No tempFile() in std.file
Jonathan M Davis via Digitalmars-d-learn
digitalmars-d-learn at puremagic.com
Wed May 17 06:42:45 PDT 2017
On Wednesday, May 17, 2017 05:34:50 Patrick Schluter via Digitalmars-d-learn
wrote:
> On Wednesday, 17 May 2017 at 05:30:40 UTC, Patrick Schluter wrote:
> > On Tuesday, 16 May 2017 at 13:56:57 UTC, Jonathan M Davis wrote:
> >> [...]
> >
> > As your solution doesn't inherently solve the race condition
> > associated with temporary files, you could still generate the
> > name with a wrapper around tempnam() or tmpnam() (Posix for
> > Windows I don't know). This would avoid the double open() of
> > the scenario above.
>
> But as Jonathan said above, this is not a good solution in any
> case. In Posix the use the mks*temp() family of functions is
> standard now.
As I recall, the main problem with mks*temp() is that some platforms only
support a stupidly short list af random values (something like 26 IIRC).

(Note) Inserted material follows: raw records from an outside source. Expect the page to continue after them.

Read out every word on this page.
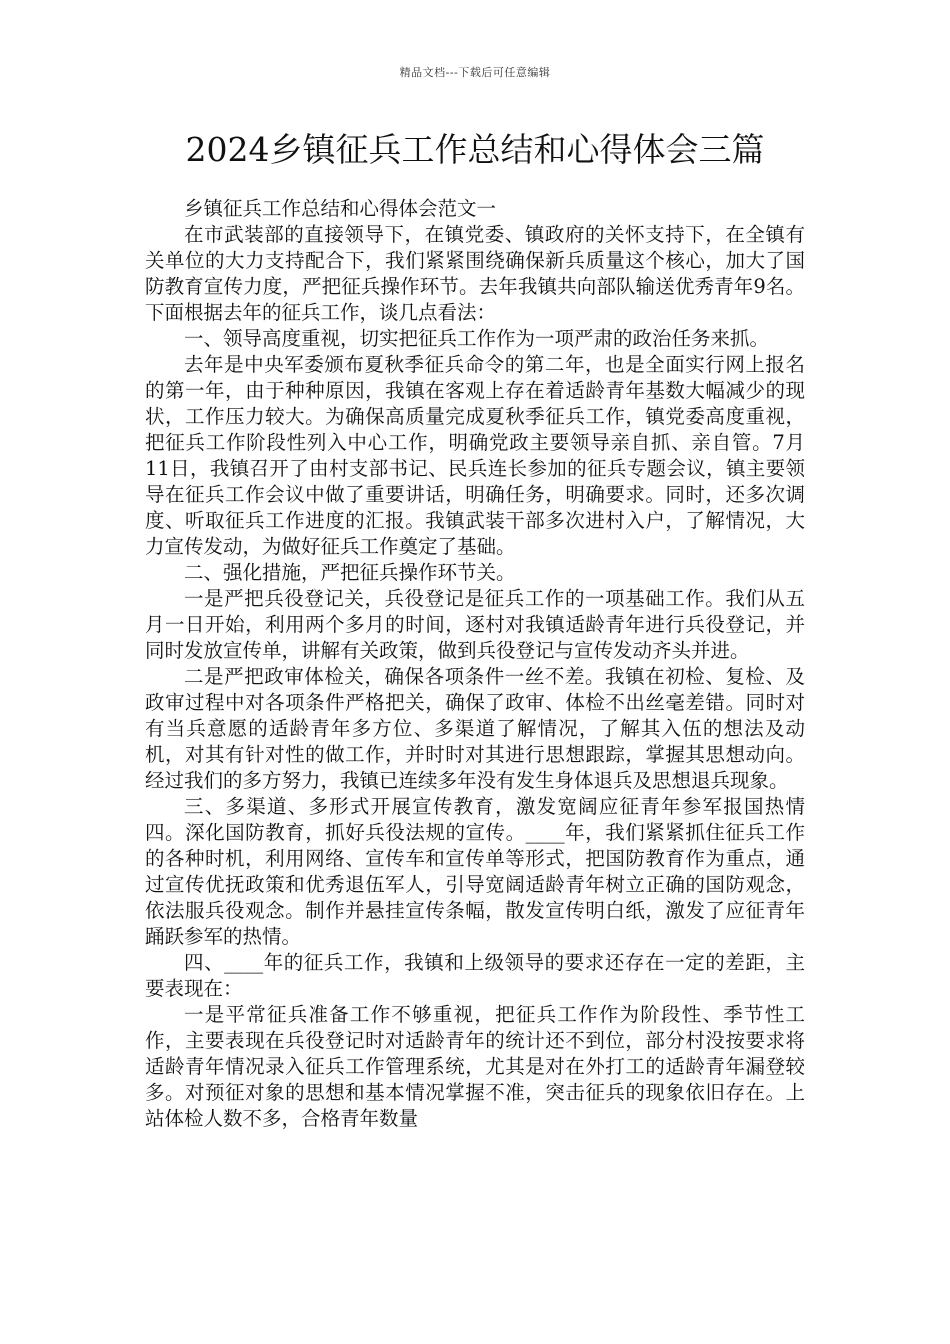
精品文档---下载后可任意编辑
2024乡镇征兵工作总结和心得体会三篇

乡镇征兵工作总结和心得体会范文一

在市武装部的直接领导下，在镇党委、镇政府的关怀支持下，在全镇有关单位的大力支持配合下，我们紧紧围绕确保新兵质量这个核心，加大了国防教育宣传力度，严把征兵操作环节。去年我镇共向部队输送优秀青年9名。下面根据去年的征兵工作，谈几点看法：

一、领导高度重视，切实把征兵工作作为一项严肃的政治任务来抓。

去年是中央军委颁布夏秋季征兵命令的第二年，也是全面实行网上报名的第一年，由于种种原因，我镇在客观上存在着适龄青年基数大幅减少的现状，工作压力较大。为确保高质量完成夏秋季征兵工作，镇党委高度重视，把征兵工作阶段性列入中心工作，明确党政主要领导亲自抓、亲自管。7月11日，我镇召开了由村支部书记、民兵连长参加的征兵专题会议，镇主要领导在征兵工作会议中做了重要讲话，明确任务，明确要求。同时，还多次调度、听取征兵工作进度的汇报。我镇武装干部多次进村入户，了解情况，大力宣传发动，为做好征兵工作奠定了基础。

二、强化措施，严把征兵操作环节关。

一是严把兵役登记关，兵役登记是征兵工作的一项基础工作。我们从五月一日开始，利用两个多月的时间，逐村对我镇适龄青年进行兵役登记，并同时发放宣传单，讲解有关政策，做到兵役登记与宣传发动齐头并进。

二是严把政审体检关，确保各项条件一丝不差。我镇在初检、复检、及政审过程中对各项条件严格把关，确保了政审、体检不出丝毫差错。同时对有当兵意愿的适龄青年多方位、多渠道了解情况，了解其入伍的想法及动机，对其有针对性的做工作，并时时对其进行思想跟踪，掌握其思想动向。经过我们的多方努力，我镇已连续多年没有发生身体退兵及思想退兵现象。

三、多渠道、多形式开展宣传教育，激发宽阔应征青年参军报国热情四。深化国防教育，抓好兵役法规的宣传。____年，我们紧紧抓住征兵工作的各种时机，利用网络、宣传车和宣传单等形式，把国防教育作为重点，通过宣传优抚政策和优秀退伍军人，引导宽阔适龄青年树立正确的国防观念，依法服兵役观念。制作并悬挂宣传条幅，散发宣传明白纸，激发了应征青年踊跃参军的热情。

四、____年的征兵工作，我镇和上级领导的要求还存在一定的差距，主要表现在：

一是平常征兵准备工作不够重视，把征兵工作作为阶段性、季节性工作，主要表现在兵役登记时对适龄青年的统计还不到位，部分村没按要求将适龄青年情况录入征兵工作管理系统，尤其是对在外打工的适龄青年漏登较多。对预征对象的思想和基本情况掌握不准，突击征兵的现象依旧存在。上站体检人数不多，合格青年数量
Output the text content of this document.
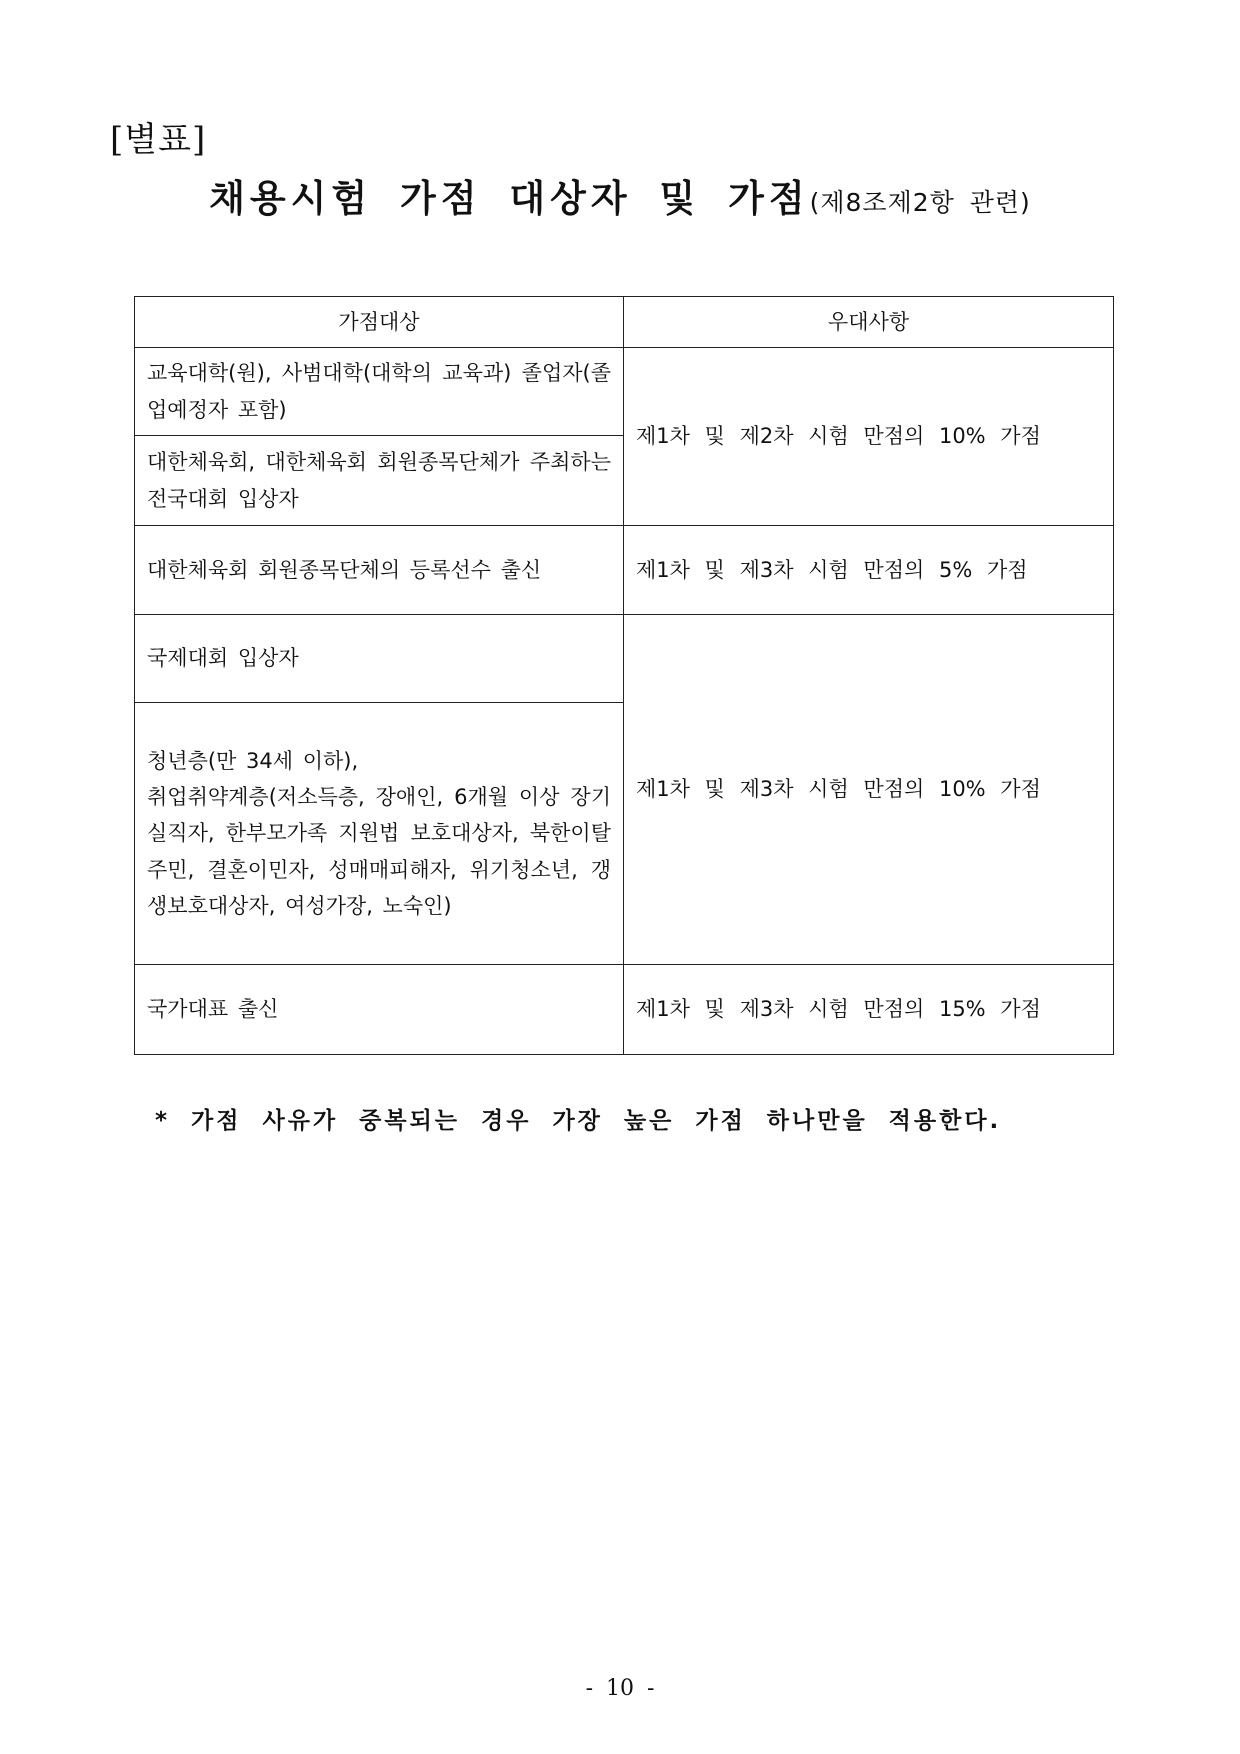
[별표]
채용시험 가점 대상자 및 가점(제8조제2항 관련)
가점대상	우대사항
교육대학(원), 사범대학(대학의 교육과) 졸업자(졸업예정자 포함)	제1차 및 제2차 시험 만점의 10% 가점
대한체육회, 대한체육회 회원종목단체가 주최하는 전국대회 입상자	
대한체육회 회원종목단체의 등록선수 출신	제1차 및 제3차 시험 만점의 5% 가점
국제대회 입상자	제1차 및 제3차 시험 만점의 10% 가점

청년층(만 34세 이하),
취업취약계층(저소득층, 장애인, 6개월 이상 장기실직자, 한부모가족 지원법 보호대상자, 북한이탈주민, 결혼이민자, 성매매피해자, 위기청소년, 갱생보호대상자, 여성가장, 노숙인)	

국가대표 출신	제1차 및 제3차 시험 만점의 15% 가점
* 가점 사유가 중복되는 경우 가장 높은 가점 하나만을 적용한다.
- 10 -
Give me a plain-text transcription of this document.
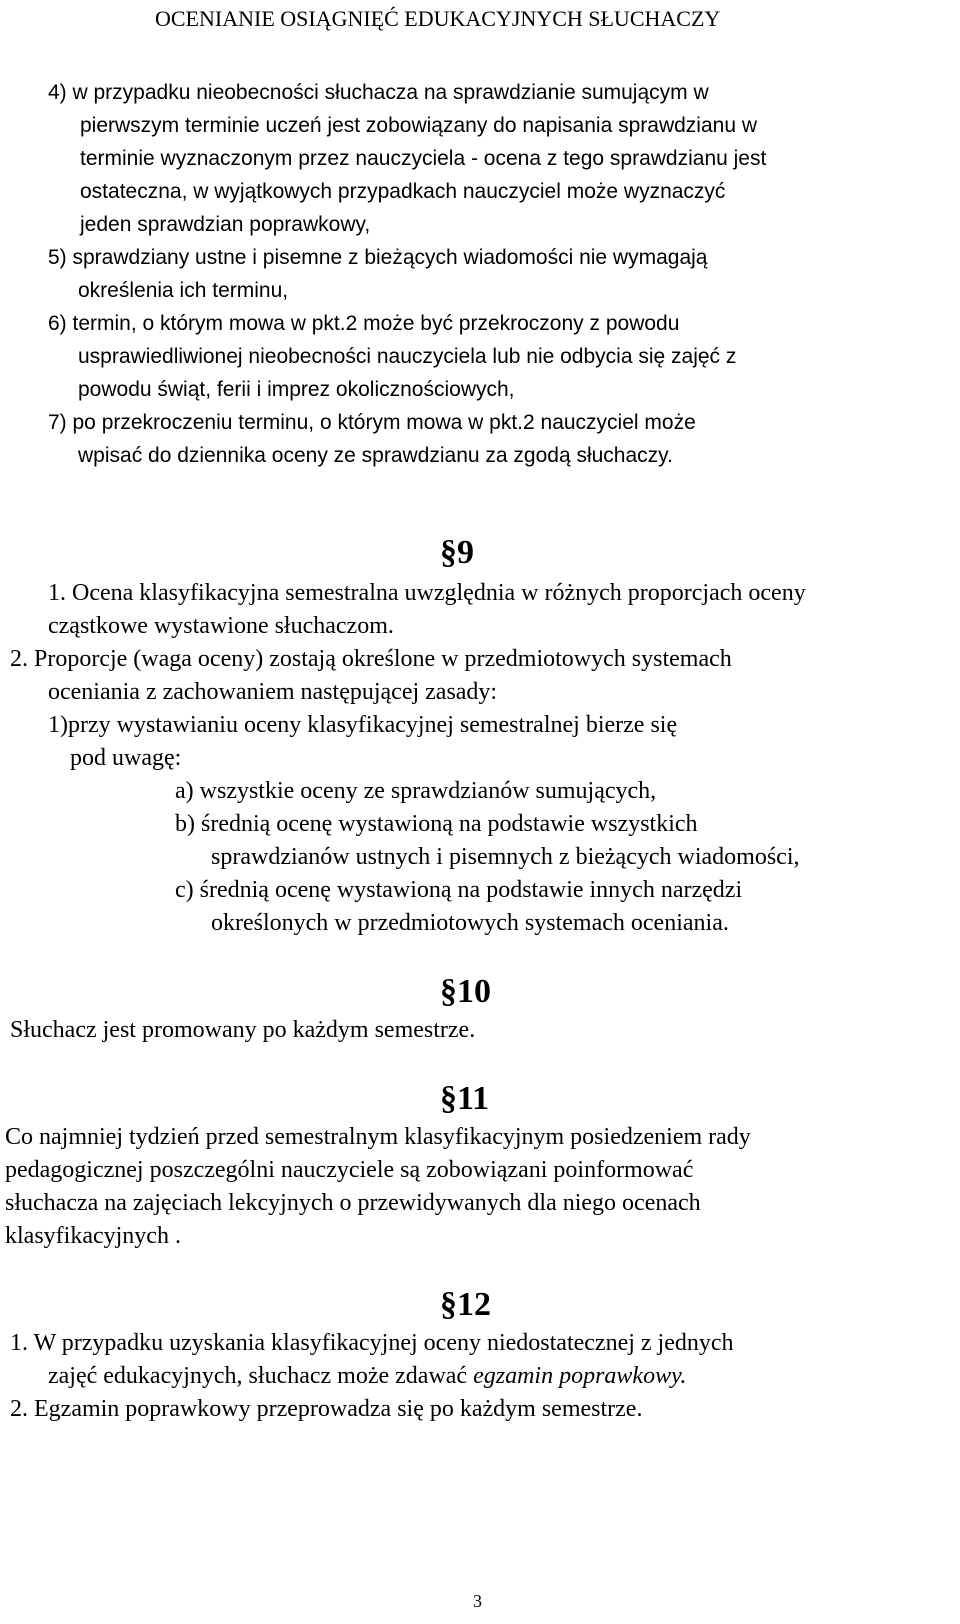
OCENIANIE OSIĄGNIĘĆ EDUKACYJNYCH SŁUCHACZY
4) w przypadku nieobecności słuchacza na sprawdzianie sumującym w
pierwszym terminie uczeń jest zobowiązany do napisania sprawdzianu w
terminie wyznaczonym przez nauczyciela - ocena z tego sprawdzianu jest
ostateczna, w wyjątkowych przypadkach nauczyciel może wyznaczyć
jeden sprawdzian poprawkowy,
5) sprawdziany ustne i pisemne z bieżących wiadomości nie wymagają
określenia ich terminu,
6) termin, o którym mowa w pkt.2 może być przekroczony z powodu
usprawiedliwionej nieobecności nauczyciela lub nie odbycia się zajęć z
powodu świąt, ferii i imprez okolicznościowych,
7) po przekroczeniu terminu, o którym mowa w pkt.2 nauczyciel może
wpisać do dziennika oceny ze sprawdzianu za zgodą słuchaczy.
§9
1. Ocena klasyfikacyjna semestralna uwzględnia w różnych proporcjach oceny
cząstkowe wystawione słuchaczom.
2. Proporcje (waga oceny) zostają określone w przedmiotowych systemach
oceniania z zachowaniem następującej zasady:
1)przy wystawianiu oceny klasyfikacyjnej semestralnej bierze się
pod uwagę:
a) wszystkie oceny ze sprawdzianów sumujących,
b) średnią ocenę wystawioną na podstawie wszystkich
sprawdzianów ustnych i pisemnych z bieżących wiadomości,
c) średnią ocenę wystawioną na podstawie innych narzędzi
określonych w przedmiotowych systemach oceniania.
§10
Słuchacz jest promowany po każdym semestrze.
§11
Co najmniej tydzień przed semestralnym klasyfikacyjnym posiedzeniem rady
pedagogicznej poszczególni nauczyciele są zobowiązani poinformować
słuchacza na zajęciach lekcyjnych o przewidywanych dla niego ocenach
klasyfikacyjnych .
§12
1. W przypadku uzyskania klasyfikacyjnej oceny niedostatecznej z jednych
zajęć edukacyjnych, słuchacz może zdawać egzamin poprawkowy.
2. Egzamin poprawkowy przeprowadza się po każdym semestrze.
3
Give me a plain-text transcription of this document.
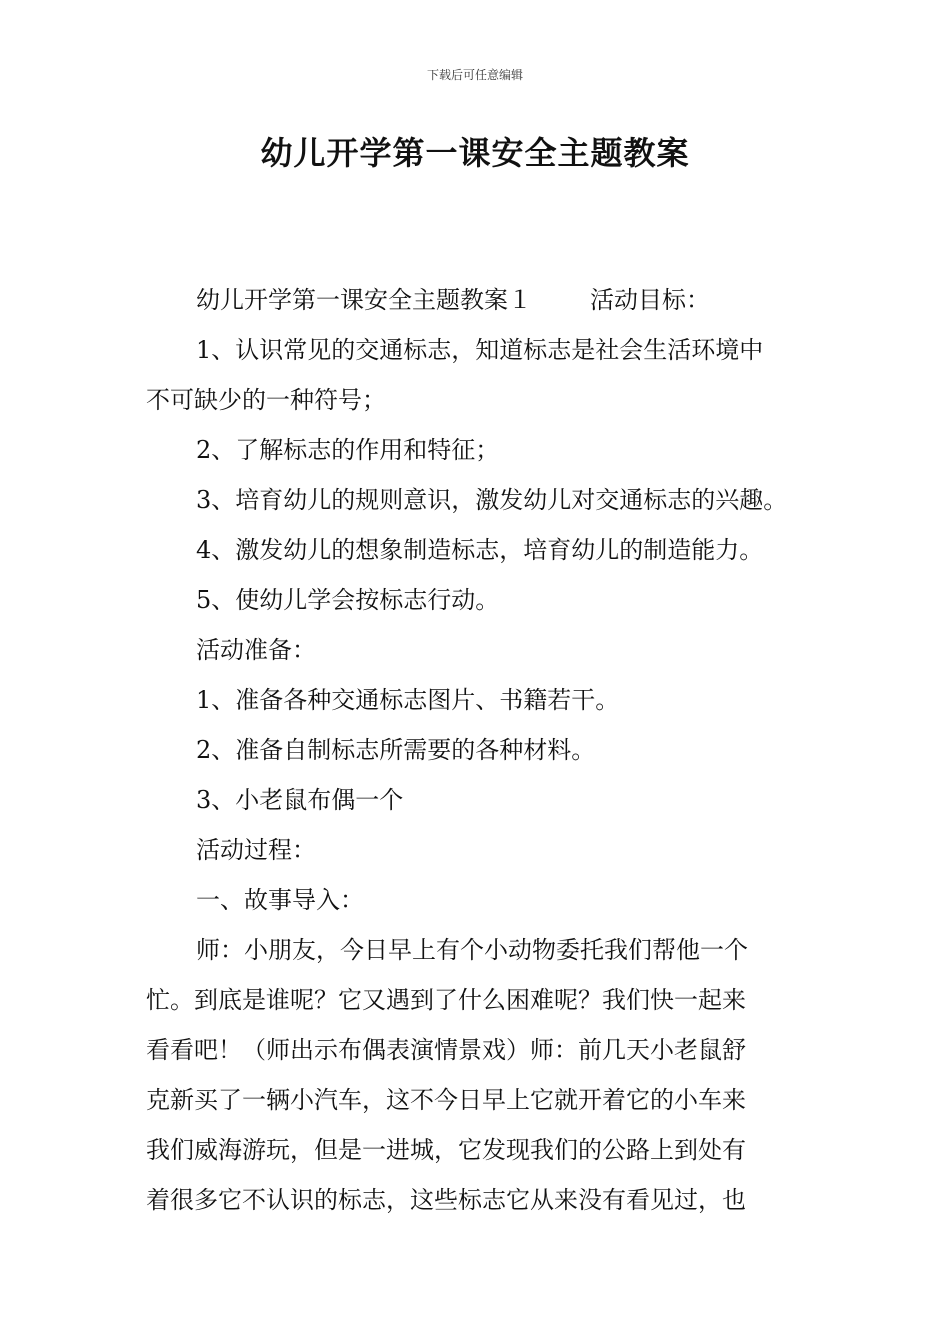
下载后可任意编辑
幼儿开学第一课安全主题教案
幼儿开学第一课安全主题教案１ 活动目标：
1、认识常见的交通标志，知道标志是社会生活环境中
不可缺少的一种符号；
2、了解标志的作用和特征；
3、培育幼儿的规则意识，激发幼儿对交通标志的兴趣。
4、激发幼儿的想象制造标志，培育幼儿的制造能力。
5、使幼儿学会按标志行动。
活动准备：
1、准备各种交通标志图片、书籍若干。
2、准备自制标志所需要的各种材料。
3、小老鼠布偶一个
活动过程：
一、故事导入：
师：小朋友，今日早上有个小动物委托我们帮他一个
忙。到底是谁呢？它又遇到了什么困难呢？我们快一起来
看看吧！（师出示布偶表演情景戏）师：前几天小老鼠舒
克新买了一辆小汽车，这不今日早上它就开着它的小车来
我们威海游玩，但是一进城，它发现我们的公路上到处有
着很多它不认识的标志，这些标志它从来没有看见过，也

Regardless, it's trivial to write that functionality yourself. The key is
that you open the file with the flag that indicates that the file must not
exist when you open it. Worst case, you have to try a few times with
different file names, but if you generate something like a UUID, then the
odds of a collision are so low that that's not realistically an issue. And
AFAIK, for mks*temp() to guarantee that the file was created by the call, it
has to do basically the same thing internally. But in any case, even if we
wanted to use mks*temp() in a D program, we'd want to wrap it in a portable
D function using D's strings and not char*. So, whether mks*temp() is used
is an implementation detail.
For the use case where you actually want a file name rather than just a file
handle to play around with, you're almost certainly going to be closing and
reopening the file or closing it and handing its path off to another
program, in which case, the only real downside to having a function that
securely creates an empty temporary file and returns its path is that you
then have to open it a second time to put actual data in it, whereas a
function like scratchFile lets you start writing to it without opening it
again. Regardless, as long as a program can get the path to the file, and
has the appropriate permissions, as I understand it, there's a risk of them
screwing with it even if you have it open (at least on POSIX systems which
don't normally use file locks and where - as I understand it - obeying the
file locks is completely optional, unlike Windows which likes to lock
everything).
So, while having scratchFile would definitely be nice, maybe a good solution
would be to add function to std.file such as writeToTempFile which acted
like std.file.write except that it created a temporary file which was
guaranteed to not exist prior to the call and returned its path after it
wrote to it. If you want to use std.stdio.File with it, you're still forced
to write an empty file and then open it again with File, but for the case
where you simply want to write the data to a file and then pass the path to
something else to use it (be it something in your program or another
program), it should work well. Certainly, it would be far better than what
we have now (which would be nothing).
So, I should probably dig up my scratchFile implementation and adapt it for
std.file as something like writeToTempFile or createTempFile.